Mekanisme dan Cara Bermain Sumpit

Sumpit sebagai olahraga tradisional di Kalimantan Barat memiliki aturan main yang unik dan menuntut konsentrasi tinggi. Peserta lomba harus meniupkan damak peluru kecil yang terbuat dari kayu ringan melalui sebuah tabung sumpit sepanjang 2 sampai 2,5 meter ke papan target.

Dalam waktu tiga menit, setiap peserta mendapat 10 kesempatan tembak, dibagi dalam dua posisi, yaitu 5 kali berdiri dan 5 kali jongkok. Tembakan yang tepat mengenai lingkaran merah di tengah papan target menjadi penentu skor.

Festival budaya seperti Pekan Gawai Dayak sangat mengutamakan kompetisi sumpit sebagai ajang utama. Ini tidak hanya menjadi ajang kompetisi, tetapi juga medium edukasi bagi generasi muda mengenal kembali akar budaya mereka secara menyenangkan.

Sejarah dan Filosofi Sumpit dalam Budaya Dayak

Sumpit adalah warisan budaya tertua yang masih lestari di Kalimantan Barat. Awalnya digunakan oleh masyarakat Dayak sebagai alat berburu di hutan lebat dan sebagai senjata perang antar-suku. Panjang sumpit tradisional mencapai 2 hingga 2,5 meter, digunakan untuk meniupkan damak yang biasanya dilumuri racun dari getah tumbuhan seperti ipoh, guna melumpuhkan hewan buruan.

Lebih dari alat berburu, sumpit mengandung nilai filosofi mendalam. Dalam budaya Dayak, kemampuan menggunakan sumpit menunjukkan ketangkasan, ketenangan, dan keharmonisan manusia dengan alam sekitar.

Pembuatan sumpit juga memerlukan ketelitian tinggi.
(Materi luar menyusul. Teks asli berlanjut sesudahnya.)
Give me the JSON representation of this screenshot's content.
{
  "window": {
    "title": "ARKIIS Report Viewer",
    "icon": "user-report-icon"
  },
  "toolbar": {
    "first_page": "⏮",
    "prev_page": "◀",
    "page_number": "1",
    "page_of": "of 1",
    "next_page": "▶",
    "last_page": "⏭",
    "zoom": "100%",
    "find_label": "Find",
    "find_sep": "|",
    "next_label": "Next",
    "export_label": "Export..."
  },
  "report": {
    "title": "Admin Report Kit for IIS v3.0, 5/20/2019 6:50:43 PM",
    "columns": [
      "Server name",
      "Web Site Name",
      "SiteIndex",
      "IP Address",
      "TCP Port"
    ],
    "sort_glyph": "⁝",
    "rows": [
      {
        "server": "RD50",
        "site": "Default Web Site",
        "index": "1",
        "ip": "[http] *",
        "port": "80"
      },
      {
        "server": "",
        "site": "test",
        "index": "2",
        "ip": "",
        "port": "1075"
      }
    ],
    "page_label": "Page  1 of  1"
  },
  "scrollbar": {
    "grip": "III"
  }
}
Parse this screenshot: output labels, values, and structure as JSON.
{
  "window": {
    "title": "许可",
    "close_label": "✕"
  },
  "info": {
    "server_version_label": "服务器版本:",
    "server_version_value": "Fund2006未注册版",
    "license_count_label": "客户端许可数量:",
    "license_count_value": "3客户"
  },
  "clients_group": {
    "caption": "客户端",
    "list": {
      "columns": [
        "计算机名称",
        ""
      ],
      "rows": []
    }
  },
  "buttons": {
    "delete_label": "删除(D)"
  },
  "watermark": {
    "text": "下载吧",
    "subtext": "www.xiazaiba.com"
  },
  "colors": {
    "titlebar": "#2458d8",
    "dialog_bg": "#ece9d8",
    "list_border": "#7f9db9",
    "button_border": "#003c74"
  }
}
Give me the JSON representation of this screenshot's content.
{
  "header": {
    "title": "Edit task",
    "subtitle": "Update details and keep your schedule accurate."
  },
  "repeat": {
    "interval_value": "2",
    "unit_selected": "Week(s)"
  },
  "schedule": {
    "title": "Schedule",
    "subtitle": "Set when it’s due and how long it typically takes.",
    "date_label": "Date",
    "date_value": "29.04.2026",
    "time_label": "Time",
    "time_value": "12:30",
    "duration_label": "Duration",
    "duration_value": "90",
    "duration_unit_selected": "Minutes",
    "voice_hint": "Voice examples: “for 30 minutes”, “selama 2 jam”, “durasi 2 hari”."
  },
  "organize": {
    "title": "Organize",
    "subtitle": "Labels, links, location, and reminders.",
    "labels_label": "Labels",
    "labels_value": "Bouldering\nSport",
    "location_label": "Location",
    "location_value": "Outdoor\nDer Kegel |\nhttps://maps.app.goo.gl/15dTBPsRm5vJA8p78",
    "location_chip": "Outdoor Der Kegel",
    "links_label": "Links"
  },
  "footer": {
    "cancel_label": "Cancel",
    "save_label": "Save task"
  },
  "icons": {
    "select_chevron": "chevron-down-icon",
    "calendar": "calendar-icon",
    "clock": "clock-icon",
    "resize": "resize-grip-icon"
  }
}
Prosesnya dimulai dari memilih jenis kayu yang ringan namun kuat, kemudian melubangi batang sumpit dengan presisi agar damak dapat meluncur dengan akurat dan seimbang.

Kini, sumpit telah bertransformasi dari alat perang menjadi simbol perdamaian dan cabang olahraga budaya yang mempererat identitas suku Dayak dan Kalimantan Barat secara umum.

Prestasi Dauna di Kancah Nasional

Prestasi Dauna tidak hanya berhenti di tingkat lokal. Perempuan muda ini pernah mewakili Kota Pontianak dalam Festival Olahraga Rakyat Nasional (Fornas) yang digelar di Bandung. Partisipasinya di ajang nasional ini menjadi bukti bahwa olahraga sumpit dari Kalbar mampu bersaing di tingkat yang lebih luas.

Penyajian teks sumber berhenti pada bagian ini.